No caso em apreço, e conforme resulta dos arts. 1.º a 3.º da matéria de facto provada e não foi colocado em crise pela Ré, à relação de natureza laboral estabelecida entre as partes é aplicável o Contrato Coletivo de Trabalho celebrado entre a APICCAPS e a FESETE, publicado nos BTE nº 19, de 22.05.2006, BTE nº 14, de 15.04.2008, BTE nº 16 de 29.04.2010, BTE nº 26, de 15.07.2011, BTE nº 2, de 15.01.2015, BTE nº 30, de 15.08.2016, com Portaria de Extensão publicada no BTE nº 9, de 08.03.2017.
A Cláusula 59.ª da CCT regulamenta a retribuição do trabalho noturno nos seguintes termos: “1- O trabalho noturno é o trabalho prestado entre as 20 horas de um dia e as 7 horas do dia seguinte. 2- O trabalho noturno deve ser retribuído com um acréscimo de 25 % relativamente à retribuição do trabalho equivalente prestado durante o dia. 3- O disposto no número anterior não se aplica ao trabalho prestado durante o período noturno: a) Se a atividade for exercida exclusiva ou predominantemente durante o período noturno; b) Quando a retribuição tenha sido estabelecida atendendo à circunstância de o trabalho dever ser prestado em período noturno.

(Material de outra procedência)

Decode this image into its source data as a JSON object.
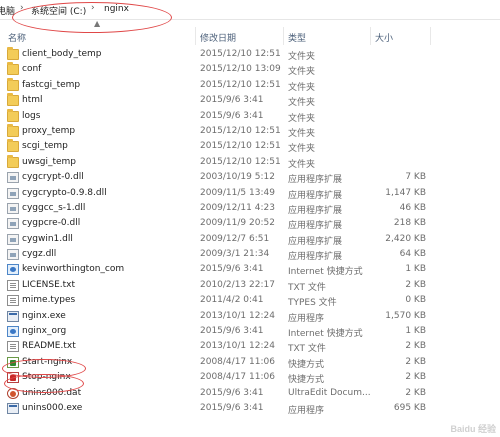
{
  "breadcrumb": {
    "items": [
      "电脑",
      "系统空间 (C:)",
      "nginx"
    ],
    "separator": "›"
  },
  "columns": {
    "name": "名称",
    "modified": "修改日期",
    "type": "类型",
    "size": "大小"
  },
  "files": [
    {
      "name": "client_body_temp",
      "date": "2015/12/10 12:51",
      "type": "文件夹",
      "size": "",
      "icon": "folder-icon"
    },
    {
      "name": "conf",
      "date": "2015/12/10 13:09",
      "type": "文件夹",
      "size": "",
      "icon": "folder-icon"
    },
    {
      "name": "fastcgi_temp",
      "date": "2015/12/10 12:51",
      "type": "文件夹",
      "size": "",
      "icon": "folder-icon"
    },
    {
      "name": "html",
      "date": "2015/9/6 3:41",
      "type": "文件夹",
      "size": "",
      "icon": "folder-icon"
    },
    {
      "name": "logs",
      "date": "2015/9/6 3:41",
      "type": "文件夹",
      "size": "",
      "icon": "folder-icon"
    },
    {
      "name": "proxy_temp",
      "date": "2015/12/10 12:51",
      "type": "文件夹",
      "size": "",
      "icon": "folder-icon"
    },
    {
      "name": "scgi_temp",
      "date": "2015/12/10 12:51",
      "type": "文件夹",
      "size": "",
      "icon": "folder-icon"
    },
    {
      "name": "uwsgi_temp",
      "date": "2015/12/10 12:51",
      "type": "文件夹",
      "size": "",
      "icon": "folder-icon"
    },
    {
      "name": "cygcrypt-0.dll",
      "date": "2003/10/19 5:12",
      "type": "应用程序扩展",
      "size": "7 KB",
      "icon": "dll-icon"
    },
    {
      "name": "cygcrypto-0.9.8.dll",
      "date": "2009/11/5 13:49",
      "type": "应用程序扩展",
      "size": "1,147 KB",
      "icon": "dll-icon"
    },
    {
      "name": "cyggcc_s-1.dll",
      "date": "2009/12/11 4:23",
      "type": "应用程序扩展",
      "size": "46 KB",
      "icon": "dll-icon"
    },
    {
      "name": "cygpcre-0.dll",
      "date": "2009/11/9 20:52",
      "type": "应用程序扩展",
      "size": "218 KB",
      "icon": "dll-icon"
    },
    {
      "name": "cygwin1.dll",
      "date": "2009/12/7 6:51",
      "type": "应用程序扩展",
      "size": "2,420 KB",
      "icon": "dll-icon"
    },
    {
      "name": "cygz.dll",
      "date": "2009/3/1 21:34",
      "type": "应用程序扩展",
      "size": "64 KB",
      "icon": "dll-icon"
    },
    {
      "name": "kevinworthington_com",
      "date": "2015/9/6 3:41",
      "type": "Internet 快捷方式",
      "size": "1 KB",
      "icon": "internet-shortcut-icon"
    },
    {
      "name": "LICENSE.txt",
      "date": "2010/2/13 22:17",
      "type": "TXT 文件",
      "size": "2 KB",
      "icon": "text-file-icon"
    },
    {
      "name": "mime.types",
      "date": "2011/4/2 0:41",
      "type": "TYPES 文件",
      "size": "0 KB",
      "icon": "text-file-icon"
    },
    {
      "name": "nginx.exe",
      "date": "2013/10/1 12:24",
      "type": "应用程序",
      "size": "1,570 KB",
      "icon": "exe-icon"
    },
    {
      "name": "nginx_org",
      "date": "2015/9/6 3:41",
      "type": "Internet 快捷方式",
      "size": "1 KB",
      "icon": "internet-shortcut-icon"
    },
    {
      "name": "README.txt",
      "date": "2013/10/1 12:24",
      "type": "TXT 文件",
      "size": "2 KB",
      "icon": "text-file-icon"
    },
    {
      "name": "Start-nginx",
      "date": "2008/4/17 11:06",
      "type": "快捷方式",
      "size": "2 KB",
      "icon": "start-shortcut-icon"
    },
    {
      "name": "Stop-nginx",
      "date": "2008/4/17 11:06",
      "type": "快捷方式",
      "size": "2 KB",
      "icon": "stop-shortcut-icon"
    },
    {
      "name": "unins000.dat",
      "date": "2015/9/6 3:41",
      "type": "UltraEdit Docum...",
      "size": "2 KB",
      "icon": "dat-file-icon"
    },
    {
      "name": "unins000.exe",
      "date": "2015/9/6 3:41",
      "type": "应用程序",
      "size": "695 KB",
      "icon": "exe-icon"
    }
  ],
  "colors": {
    "annotation": "#e04848",
    "folder": "#f3cc58",
    "header_text": "#4c607a"
  },
  "watermark": "Baidu 经验"
}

Por seu turno, o art. 266.º do Código do Trabalho dispõe que: 1 - O trabalho nocturno é pago com acréscimo de 25 % relativamente ao pagamento de trabalho equivalente prestado durante o dia. 2 - O acréscimo previsto no número anterior pode ser substituído, mediante instrumento de regulamentação colectiva de trabalho, por: a) Redução equivalente do período normal de trabalho; b) Aumento fixo da retribuição base, desde que não importe tratamento menos favorável para o trabalhador. 3 - O disposto no n.º 1 não se aplica, salvo se previsto em instrumento de regulamentação colectiva de trabalho: a) Em actividade exercida exclusiva ou predominantemente durante o período nocturno, designadamente espectáculo ou diversão pública; b) Em actividade que, pela sua natureza ou por força da lei, deva funcionar à disposição do público durante o período nocturno, designadamente empreendimento turístico, estabelecimento de restauração ou de bebidas, ou farmácia, em período de abertura; c) Quando a retribuição seja estabelecida atendendo à circunstância de o trabalho dever ser prestado em período nocturno. 4 - Constitui contra-ordenação muito grave a violação do disposto no n.º 1.

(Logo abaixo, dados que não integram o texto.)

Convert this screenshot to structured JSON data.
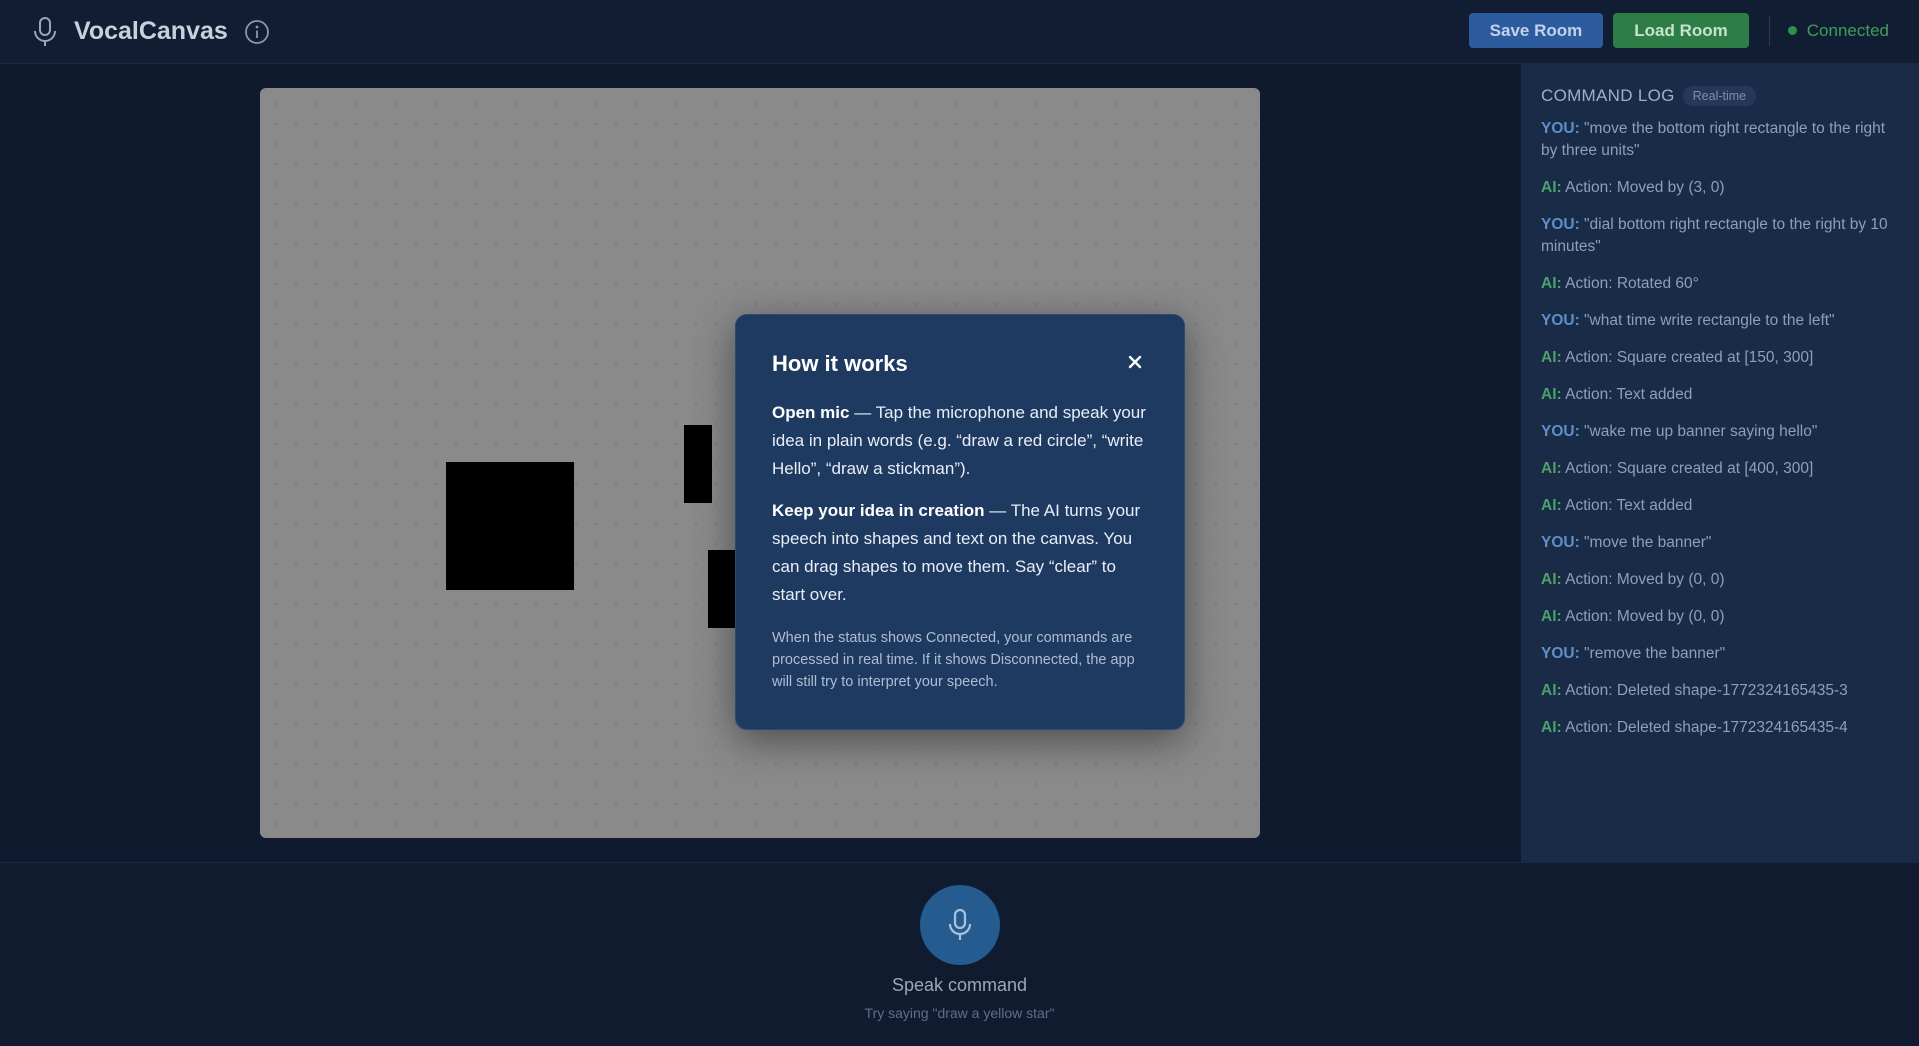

No caso em apreço, o IRCT não previu a possibilidade de redução do horário de trabalho, nem o aumento fixo da retribuição base, pelo que o acréscimo de 25 % relativamente à retribuição do trabalho deve ser pago aos trabalhadores, exceto nas situações referidas no nº 3 da Cláusula 59.º, ou seja,” a) Se a actividade for exercida exclusiva ou predominantemente durante o período nocturno; b) Quando a retribuição tenha sido estabelecida atendendo à circunstância de o trabalho dever ser prestado em período nocturno”.
Em princípio, a remuneração especial legal e contratualmente prevista para o trabalho noturno deve ser paga tendo em vista compensar a penosidade inerente ao trabalho exercido em período de trabalho noturno. Naqueles casos, porém – em que o trabalhador foi contratado especificamente para o desempenho da atividade noturna ou a retribuição foi estabelecida atendendo à circunstância de o trabalho ser prestado em período noturno –, a lei (ou a convenção coletiva de trabalho) afasta o pagamento do acréscimo de 25%, partindo do princípio de que a retribuição já foi fixada num nível superior em atenção às condições especiais de trabalho que são propostas ao trabalhador e que são com ele negociadas.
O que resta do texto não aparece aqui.